Some of the notable features that have graduated to beta include support for outbound traffic filtering from a pod through network policies, configuring automatic transport layer security (TLS) certificate rotation for Kubelet and the Workloads API. The Kubernetes team indicated that the Workloads API "provides abstractions and a stable foundation for migrating existing workloads to Kubernetes as well as developing cloud-native applications that target Kubernetes natively."

The Workloads API consists of Daemon Sets (pod management), Replica Sets (manages pod replication across nodes), Deployments (manage updates of pods and replica sets), Stateful Sets (pod management for stateful applications such as databases). One example of a project that uses the Workloads API is bootkube. For big-data workloads, the Workloads API now enables native Kubernetes support in Apache Stark.

The Kubernetes community is remarkably active with version 1.8 being the third release this year and a total of 40 features added to Kubernetes from (currently) 29 special interest groups (SIGs) and six working groups (WGs). A SIG is a group of contributors working towards a common purpose of advancing the project with respect to a specific topic, and a WG consists of members working on a new concept and helping in collaborating with different SIGs.
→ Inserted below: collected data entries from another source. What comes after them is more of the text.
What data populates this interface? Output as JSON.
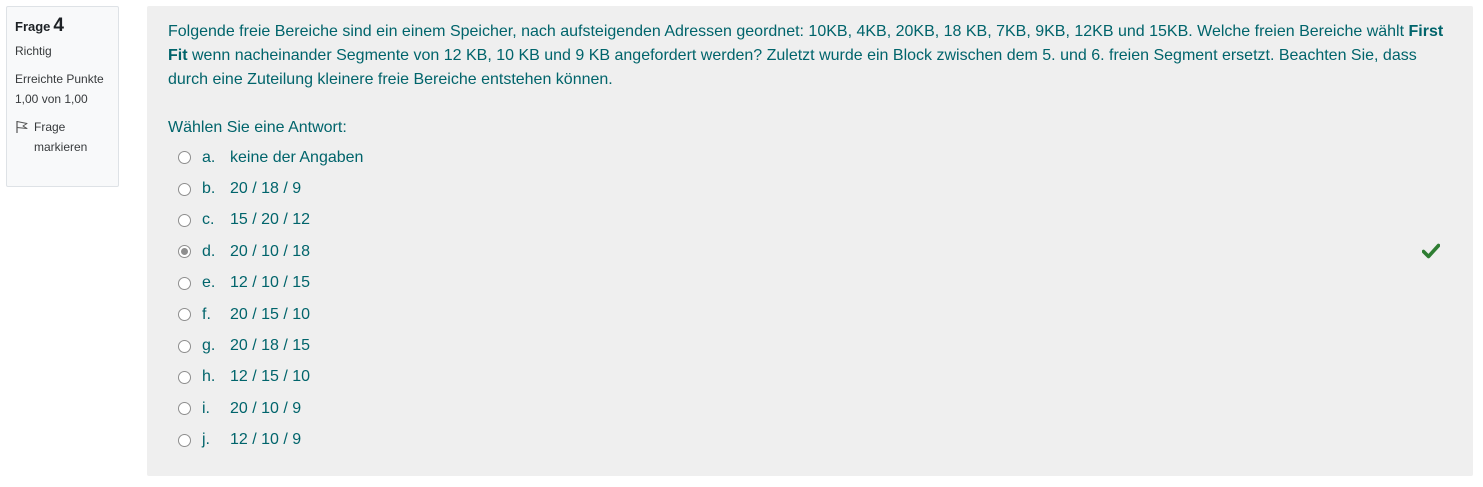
{
  "info": {
    "label": "Frage",
    "number": "4",
    "state": "Richtig",
    "grade": "Erreichte Punkte 1,00 von 1,00",
    "flag_label": "Frage markieren"
  },
  "question": {
    "text_part1": "Folgende freie Bereiche sind ein einem Speicher, nach aufsteigenden Adressen geordnet: 10KB, 4KB, 20KB, 18 KB, 7KB, 9KB, 12KB und 15KB. Welche freien Bereiche wählt ",
    "text_bold": "First Fit",
    "text_part2": " wenn nacheinander Segmente von 12 KB, 10 KB und 9 KB angefordert werden? Zuletzt wurde ein Block zwischen dem 5. und 6. freien Segment ersetzt. Beachten Sie, dass durch eine Zuteilung kleinere freie Bereiche entstehen können.",
    "prompt": "Wählen Sie eine Antwort:"
  },
  "answers": [
    {
      "letter": "a.",
      "text": "keine der Angaben",
      "checked": false
    },
    {
      "letter": "b.",
      "text": "20 / 18 / 9",
      "checked": false
    },
    {
      "letter": "c.",
      "text": "15 / 20 / 12",
      "checked": false
    },
    {
      "letter": "d.",
      "text": "20 / 10 / 18",
      "checked": true
    },
    {
      "letter": "e.",
      "text": "12 / 10 / 15",
      "checked": false
    },
    {
      "letter": "f.",
      "text": "20 / 15 / 10",
      "checked": false
    },
    {
      "letter": "g.",
      "text": "20 / 18 / 15",
      "checked": false
    },
    {
      "letter": "h.",
      "text": "12 / 15 / 10",
      "checked": false
    },
    {
      "letter": "i.",
      "text": "20 / 10 / 9",
      "checked": false
    },
    {
      "letter": "j.",
      "text": "12 / 10 / 9",
      "checked": false
    }
  ],
  "icons": {
    "flag": "flag-icon",
    "correct": "checkmark-icon"
  },
  "colors": {
    "question_text": "#00646b",
    "correct_check": "#2e7d32",
    "panel_background": "#efefef"
  }
}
Kubernetes's developers have focused on feature depth for better stability rather than coming up with many new features.There are three feature lifecycle phases: alpha, beta, and stable. Alpha is the first installment of a feature, it is experimental and maybe even removed from later releases. Beta is a more advanced stage when a feature is waiting for feedback and improvements. In the stable phase the functionality of the feature is unlikely to change and is deemed ready for use in production.

There are roughly 40 new features in release 1.8, out of which 4 are stable, 16 are beta and the remaining are alpha. Some of the expected features in release 1.9 are a stable Workloads API, better integration with Prometheus, custom resource definitions (CRD), more node-level improvements in resource management and other general fixes.